What Do You Measure and Why?

One of the realities of our lives of service is that people want to see measurable results. Ministries, like businesses, in our societies are largely results oriented. Donors, leaders, management, and others want to be able to measure our effectiveness and feel the need to identify the results of our service. Sometimes that is wise, and sometimes that is foolish, crass, and manipulative. I believe the difference is made in what we measure, and why.

The most often measured item in ministry is attendance. I believe that it is reasonable and wise to measure attendance at events. We can recognized trends, adjust strategies, analyze effectiveness, often by observing attendance. If we think greater attendance equals more effective ministry, we may be gravely mistaken. Sometimes ministry is better delivered in small groups or on an individual basis.

Many ministries measure finances very closely. This can also be wise and proper. To accomplish our ministry purposes, it will certainly require funds to pay expenses, to provide staff, to promote events, etc.… If finances become the measuring stick by which we evaluate all ministry, we may fall into terrible error. Further, if we mold all our ministry initiatives so as to impress donors as their highest value, we may become terribly foolish.

Many ministries in the evangelical world regularly measure conversions to Christ. This is a bit problematic for many of us. To say with certainty that a person has made a commitment to Christ Jesus that will endure is difficult if not impossible for us. One could count the number of respondents to an altar call or invitation to receive Jesus, but to count all of those as life-long disciples would be foolish. The Billy Graham Evangelistic Association estimates that only 10% of those answering an altar call at their events turn out to be committed followers of Christ. I sincerely doubt that our similar methods in sports ministry produce a higher rate.
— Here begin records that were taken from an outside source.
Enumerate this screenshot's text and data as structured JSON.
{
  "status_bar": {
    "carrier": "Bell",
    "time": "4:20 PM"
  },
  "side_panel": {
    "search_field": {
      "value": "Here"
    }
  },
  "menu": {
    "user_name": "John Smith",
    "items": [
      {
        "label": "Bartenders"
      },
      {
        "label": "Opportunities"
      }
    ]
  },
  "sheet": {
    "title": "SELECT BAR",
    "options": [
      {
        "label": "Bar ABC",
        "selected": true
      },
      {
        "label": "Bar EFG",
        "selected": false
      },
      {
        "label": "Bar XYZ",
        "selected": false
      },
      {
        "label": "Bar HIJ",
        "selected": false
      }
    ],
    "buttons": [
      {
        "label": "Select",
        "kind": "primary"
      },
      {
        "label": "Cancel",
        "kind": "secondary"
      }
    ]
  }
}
Much of the evangelical world uses the verb, “Reached,” to report results. We will say, “We reached 400 people at this event.” My question is, “How do we know when someone is reached?” Does that mean the person heard a message? Does that mean the person attended an event? Does that mean that person made a profession of faith? What is it to reach someone? I have been asking this question for years, but have never received a satisfactory answer. I would prefer we count and report with greater clarity.

Are we to measure only attendance? Should we value activity as an end in itself? Can we faithfully measure and report conversions to faith in Christ? How does one measure faithfulness? Is there a way to measure long-term ministry results, rather than short-term, immediate results?

I wish I had easy and conclusive answers to all these questions. I have chosen to measure and to report matters which I can state with certainty, such as these:
·        I can count the number of people who attend ministry events. That is easily discerned.
·        I can count the number of ministry encounters I have. X number of conversations. Y number of presentations. Z number of chapel talks, Bible studies, etc.
·        I can count the number of groups we have formed and developed. X number of FCA Huddles. Y number of Team Bible studies. Z number of Coaches Bible study groups, etc.
·        I can count the number of boxes checked on a comment card related to decisions made. I cannot faithfully say all of those who checked boxes made life transforming decisions to follow Christ.
·        I cannot count the number of people “reached,” simply because the term is too vague.

In summary, I would simply challenge you to prayerfully consider what you measure and report, and why you do so. Who is it you are trying to impress with your glowing report of ministry success? Why are we compelled to report ministry results as if they were reports to a stockholders’ meeting? Let’s aim at faithfulness and rejoice if we also encounter numerical success.